Et déjà c'est la rentrée et les nouvelles perspectives que je me trace : faire encore une bonne troisième année, tout en préparant le concours d'internat. Cependant qu'aux troubles de la Kabylie – qui font des victimes parmi les anciens de la guerre de libération !– viennent s'ajouter des bruits de bottes à la frontière avec le Maroc.
La guerre éclate, en effet, avec le Maroc, en ce mois d'octobre 63, sans doute avec l'idée, de la part des Marocains, qu'ils pourraient profiter de nos difficultés en Kabylie. Pour ma part, je suis touché par le "hagrouna !" lancé par Ben Bella, d'autant que des contacts officiels ont lieu entre responsables de haut niveau, et qu'on prévoit une rencontre au sommet après la mi-octobre. Mais déjà, moins d'une semaine auparavant, a lieu un premier heurt à la frontière avec mort d'hommes. Ce qui densifie les efforts politiques pour maîtriser les débordements prévisibles de la confrontation militaire... Cependant, l'agression se confirme, avec une attaque en force par terre et par les airs. Il s'ensuit un appel à la mobilisation générale... et une première décantation en conséquence dans la crise kabyle qui dure dangereusement : Mohand Oulhadj annonce qu'il se met à la disposition de l'Anp pour défendre le pays contre l'agression.

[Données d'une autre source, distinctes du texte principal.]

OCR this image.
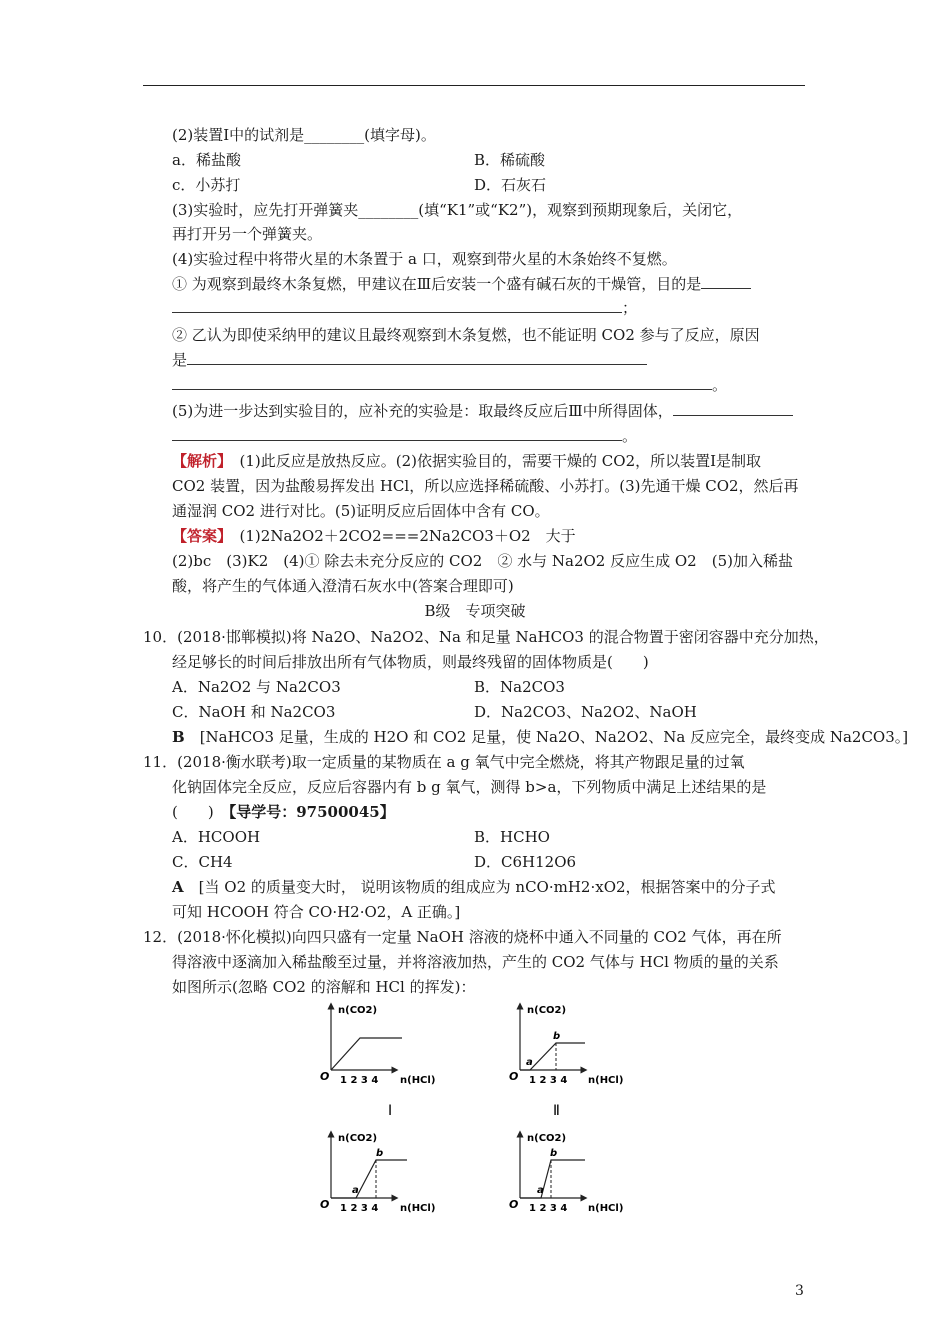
(2)装置Ⅰ中的试剂是________(填字母)。
a．稀盐酸	B．稀硫酸
c．小苏打	D．石灰石
(3)实验时，应先打开弹簧夹________(填“K1”或“K2”)，观察到预期现象后，关闭它，
再打开另一个弹簧夹。
(4)实验过程中将带火星的木条置于 a 口，观察到带火星的木条始终不复燃。
① 为观察到最终木条复燃，甲建议在Ⅲ后安装一个盛有碱石灰的干燥管，目的是
；
② 乙认为即使采纳甲的建议且最终观察到木条复燃，也不能证明 CO2 参与了反应，原因
是
。
(5)为进一步达到实验目的，应补充的实验是：取最终反应后Ⅲ中所得固体，
。
【解析】　 (1)此反应是放热反应。(2)依据实验目的，需要干燥的 CO2，所以装置Ⅰ是制取
CO2 装置，因为盐酸易挥发出 HCl，所以应选择稀硫酸、小苏打。(3)先通干燥 CO2，然后再
通湿润 CO2 进行对比。(5)证明反应后固体中含有 CO。
【答案】　 (1)2Na2O2＋2CO2===2Na2CO3＋O2　大于
(2)bc　(3)K2　(4)① 除去未充分反应的 CO2　② 水与 Na2O2 反应生成 O2　(5)加入稀盐
酸，将产生的气体通入澄清石灰水中(答案合理即可)
B级　专项突破
10．(2018·邯郸模拟)将 Na2O、Na2O2、Na 和足量 NaHCO3 的混合物置于密闭容器中充分加热，
经足够长的时间后排放出所有气体物质，则最终残留的固体物质是(　　)
A．Na2O2 与 Na2CO3	B．Na2CO3
C．NaOH 和 Na2CO3	D．Na2CO3、Na2O2、NaOH
B　 [NaHCO3 足量，生成的 H2O 和 CO2 足量，使 Na2O、Na2O2、Na 反应完全，最终变成 Na2CO3。]
11．(2018·衡水联考)取一定质量的某物质在 a g 氧气中完全燃烧，将其产物跟足量的过氧
化钠固体完全反应，反应后容器内有 b g 氧气，测得 b>a，下列物质中满足上述结果的是
(　　)　 【导学号：97500045】
A．HCOOH	B．HCHO
C．CH4	D．C6H12O6
A　 [当 O2 的质量变大时， 说明该物质的组成应为 nCO·mH2·xO2，根据答案中的分子式
可知 HCOOH 符合 CO·H2·O2，A 正确。]
12．(2018·怀化模拟)向四只盛有一定量 NaOH 溶液的烧杯中通入不同量的 CO2 气体，再在所
得溶液中逐滴加入稀盐酸至过量，并将溶液加热，产生的 CO2 气体与 HCl 物质的量的关系
如图所示(忽略 CO2 的溶解和 HCl 的挥发)：
n(CO2)
O 1 2 3 4 n(HCl)
Ⅰ
n(CO2)
a
b
O 1 2 3 4 n(HCl)
Ⅱ
n(CO2)
a
b
O 1 2 3 4 n(HCl)
n(CO2)
a
b
O 1 2 3 4 n(HCl)
3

Sans doute avait agi dans ce sens la dénonciation par Ben Bella des "actes criminels du Gpra, [du] rôle néfaste joué par Boudiaf, Aït Ahmed et les patrons du Gpra au congrès de Tripoli, y compris contre ma sécurité personnelle". Mais moi, cette dénonciation m'avait laissé une pénible impression, augmentant encore plus mon incompréhension face à ces divisions du nationalisme.
C'est pourquoi, même si je suis avec intérêt et sympathie le développement du volontariat auquel appellent le parti et les organisations de masse (Unea, Ugta), pour aller renforcer nos troupes à la frontière, je ne me sens pas concerné par ce mouvement, estimant que j'en faisais assez par mon volontariat à l'hôpital, y compris pour combler le vide provisoire que laissaient les médecins qui s'engageaient à rejoindre les lieux du combat. Dans notre service d'ailleurs, le Pr Illoul a été parmi les premiers volontaires, et a failli être pris ou tué, lorsque les Marocains ont encerclé le petit groupe avec lequel il se trouvait. Mon ami M. du service, qui l'a accompagné, nous racontera à leur retour, le petit accrochage que notre professeur moudjahid a eu avec un jeune lieutenant de l'Anp là-bas. Ayant terminé sa période de 15 jours de mobilisation volontaire, il se préparait pour rentrer et rejoindre son poste au service. Et voilà que le lieutenant, devant ce médecin qui ne joue jamais au “m'as-tu vu”, l'apostrophe avec une familiarité goguenarde qui n'était pas de mise pour la circonstance, en lui disant : « Alors, professeur, on a fini sa petite ballade et on rentre ! » Il ne s'attendait pas à la réaction aussi vive que ferme à laquelle, prenant conscience de sa gaffe, il s'est dépêché d'obtempérer. « Ghabbak ! (pour “Rabbak”, Illoul a un petit défaut de langue et ne roule pas les «R» arabes) mets-toi au garde-à-vous à 15 pas pour me parler ! Tu as affaire à un officier de l'Aln! »...
Cette atmosphère de mobilisation patriotique où se mêlent les problèmes tenant à l'agression de nos voisins marocains, les préoccupations liées à la dissidence kabyle, les autres luttes au sommet accompagnant la mise en place des institutions et ce qu'on appelait la construction du socialisme, tout cela suscite en moi des effets contradictoires et un regain d'intérêt pour la chose politique. J’en discute plus souvent autour de moi, notamment avec mon ami J.-P. D., dont j’écoute plus volontiers les commentaires et les arguments qu’il re­prend d’Alger ré­publicain en m’encourageant à le lire plus attentivement. La fréquentation de ce journal va jouer un rôle important dans la suite de mon évolution…

[1] Nous en avions eu à souffrir, de ces méthodes, à Bruxelles en tant que section de l’UGEMA de la part de la Fédération de France du FLN, comme je l’ai relaté dans mon livre précédent Ce Pays est le nôtre.